The Problems of Mine and Quarry Workers

Shaukat Ali Chaudhry

Putting labour in the forefront of development is a prerequisite for any positive social change. But labour is the most neglected and deprived section in our country and does not enjoy equity and equal rights. The mine and quarry workers are one of this class. They are not only seeking their bread and butter from digging up the mountains but they are building up the nation too. The crushed rock which is made from these mountains is used as building material. These workers are generating millions of rupees of revenue for the Punjab Government.
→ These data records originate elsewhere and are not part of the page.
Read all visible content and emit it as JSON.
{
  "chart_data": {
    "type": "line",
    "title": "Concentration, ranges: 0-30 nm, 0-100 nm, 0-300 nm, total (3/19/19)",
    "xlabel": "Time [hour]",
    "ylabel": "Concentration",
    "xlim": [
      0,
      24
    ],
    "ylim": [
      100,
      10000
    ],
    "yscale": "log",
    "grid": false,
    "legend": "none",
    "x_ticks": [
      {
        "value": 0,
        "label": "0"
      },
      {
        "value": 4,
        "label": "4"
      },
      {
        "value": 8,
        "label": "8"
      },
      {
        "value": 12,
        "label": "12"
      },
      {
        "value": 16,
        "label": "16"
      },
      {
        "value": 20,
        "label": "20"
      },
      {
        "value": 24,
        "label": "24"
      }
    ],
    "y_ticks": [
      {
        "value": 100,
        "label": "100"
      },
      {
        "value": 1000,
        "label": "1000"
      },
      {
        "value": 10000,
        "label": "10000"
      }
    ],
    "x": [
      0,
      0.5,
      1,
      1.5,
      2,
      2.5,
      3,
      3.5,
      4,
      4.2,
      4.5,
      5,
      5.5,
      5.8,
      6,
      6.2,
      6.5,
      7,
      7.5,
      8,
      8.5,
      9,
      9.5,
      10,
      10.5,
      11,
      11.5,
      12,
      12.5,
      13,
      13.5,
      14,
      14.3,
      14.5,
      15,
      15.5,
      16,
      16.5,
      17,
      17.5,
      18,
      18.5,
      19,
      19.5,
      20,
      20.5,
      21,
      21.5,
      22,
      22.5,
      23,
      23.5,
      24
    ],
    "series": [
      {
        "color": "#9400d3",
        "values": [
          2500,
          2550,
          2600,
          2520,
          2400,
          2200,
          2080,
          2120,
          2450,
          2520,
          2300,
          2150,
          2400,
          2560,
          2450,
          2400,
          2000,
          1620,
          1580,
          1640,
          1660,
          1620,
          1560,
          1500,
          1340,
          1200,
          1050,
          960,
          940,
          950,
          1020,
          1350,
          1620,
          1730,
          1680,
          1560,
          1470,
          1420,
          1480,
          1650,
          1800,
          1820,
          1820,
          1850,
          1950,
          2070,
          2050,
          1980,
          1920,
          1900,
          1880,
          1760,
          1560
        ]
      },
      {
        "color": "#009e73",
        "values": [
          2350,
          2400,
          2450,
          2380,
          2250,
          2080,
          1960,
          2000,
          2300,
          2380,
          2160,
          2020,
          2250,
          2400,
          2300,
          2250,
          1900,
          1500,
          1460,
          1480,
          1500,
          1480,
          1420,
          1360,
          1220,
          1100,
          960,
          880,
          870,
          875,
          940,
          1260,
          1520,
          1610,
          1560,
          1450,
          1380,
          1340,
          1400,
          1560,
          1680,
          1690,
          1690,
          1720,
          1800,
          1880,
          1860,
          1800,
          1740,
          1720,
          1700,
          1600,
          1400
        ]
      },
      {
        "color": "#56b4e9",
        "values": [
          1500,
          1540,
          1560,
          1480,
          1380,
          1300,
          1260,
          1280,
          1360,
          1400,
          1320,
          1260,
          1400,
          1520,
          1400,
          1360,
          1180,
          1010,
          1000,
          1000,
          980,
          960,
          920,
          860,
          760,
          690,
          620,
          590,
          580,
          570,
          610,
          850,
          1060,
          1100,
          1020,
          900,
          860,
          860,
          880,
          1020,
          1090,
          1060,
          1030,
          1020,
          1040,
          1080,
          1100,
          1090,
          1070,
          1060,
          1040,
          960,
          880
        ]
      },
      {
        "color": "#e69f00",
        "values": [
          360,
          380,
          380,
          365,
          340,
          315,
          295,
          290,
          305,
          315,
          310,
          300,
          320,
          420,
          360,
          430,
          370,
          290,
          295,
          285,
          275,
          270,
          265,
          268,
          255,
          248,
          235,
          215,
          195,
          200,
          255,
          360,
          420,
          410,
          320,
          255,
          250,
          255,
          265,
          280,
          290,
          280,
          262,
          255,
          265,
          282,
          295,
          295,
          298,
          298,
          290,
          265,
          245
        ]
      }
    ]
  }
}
Bridge Number 111 Southern is the largest centre of the stone market some 22 km from the city of Sargodha on the Faisalabad Road. It is the one of the largest stone valleys of Asia. Surface mining came up here in decade of the 1970s.

The working conditions of mine and quarry workers are pathetically unsafe and poor which leads to the routine occurrence of accidents. They workers labour without any safety measures. Just a rope is the tool for them to climb up the mountains. They are well aware of the possibility of death or injury. Workers between the age of 10 to 40 rush to this valley of death as they do not have alternative job opportunities.

According to data since 1988, 372 workers have died while 186 have become handicapped for life. No area of six union councils and 36 villages is exempted from these handicapped workers. It is lamented that presently there is no mechanism to compensate the workers who died or were injured in the accidents at the mines and the quarries. Besides this, the workers are deprived of minimum wages, safety kits, welfare funds, insurance, health and education facilities. The workers complain that the mine and quarry owners do not even provide drinking water to workers at the sites. In the rainy season due to the suspension of approach roads to the mines from other areas the mine and quarry workers suffer severe income losses.

They are segregated and socially discriminated against. They have no civil liberties and are treated as third rate citizens. When they raise their voice against oppression and injustice they are put in jail. They are subjected to police brutality and suffer trials and tribulations. They are subjected to difficulties, frustrations and despair. In Martin Luther’s words they are ‘battered by the storms of persecution’. They do not enjoy any human respect and fraternity. Although these workers are not in millions but their miseries are incredibly boundless. They are deprived of the payment of minimum wages, old age benefits, life insurance, marriage and death grants, safety kits and pension facilities. The government should take immediate measures to register all mines and quarry workers while providing them a comprehensive package of social protection. A three men agreement was decided upon in 11 May 2009. According to this the lease owners were bound to load only 200 cubic feet of stone from their labourers. But action is still awaited.

The owners are to pay labour for 200 cubic feet of mined stone but in reality they obtain 400 cubic feet of stone. They do not consider these workers as their own labour. Despite the provisions of the Mines Act of 1923, the Mines Department has not yet registered these workers in A and B schedule. There is no record of these workers’ registration anywhere in the Mines Department. They have yet to decide what kind of labour these workers are doing. The members of the Mines Department are also exploiting these workers. These members are beneficiaries of the lease-owners who give handsome sums of money for this purpose. Due to the negligence of the Mines Department 20 blocks of mine are closed out of the total of 52 blocks. The Government of Punjab was earlier recovering 20 crorerupees per year as excise duty. At present the Government of Punjab has been suffering income losses of at least 40 crore rupees per year. Excise duty has not been auctioned since the last few months due to the worsened circumstances of the stone market. The dependents of demised workers of 1970 who were deprived of death grants under the Act 1923, have succeeded to get their dues from year 2002. 202 dependants were given their legal dues in cooperation with the Mines’ Commissioner. But this is not sufficient. Plenty of matters are there to be solved. It is important to take certain measures to ensure justice with all section of these workers.

1. They should all be registered in A and B schedule.

2. They should all be given a comprehensive package of social protection, safety measures, minimum wages, old age benefits, life insurance, marriage and death grants and pension facilities to all registered and unregistered workers.

3. It must be ensured that lease owners should got loaded 200 cubic feet stone from workers.

They should all be given equal opportunities to live their lives in respectable ambience. They should enjoy respect, peace, opportunities for education, job, justice and treatment in a better social atmosphere. The future is full of prospects and promise for them. Pakistan Mazdoor Mahaz (The Pakistan Workers’ Front) is standing by the mine and quarry workers through thick and thin. It is organising them on a number of issues and has been lobbying with the concerned Government authorities. We feel the need for unity and building strong linkages with these workers for their rights in different part of the country. We also provide them legal advocacy pro-labour programmes and the implementation of the related existing laws. We assure them our full support.

Shaukat Ali Chaudhury, Lahore.
Qazi Ahmed Naeem Qureshi, Advocate, Rawalpindi.
Abdul Ghafoor Bhatti, Raiwind (Lahore).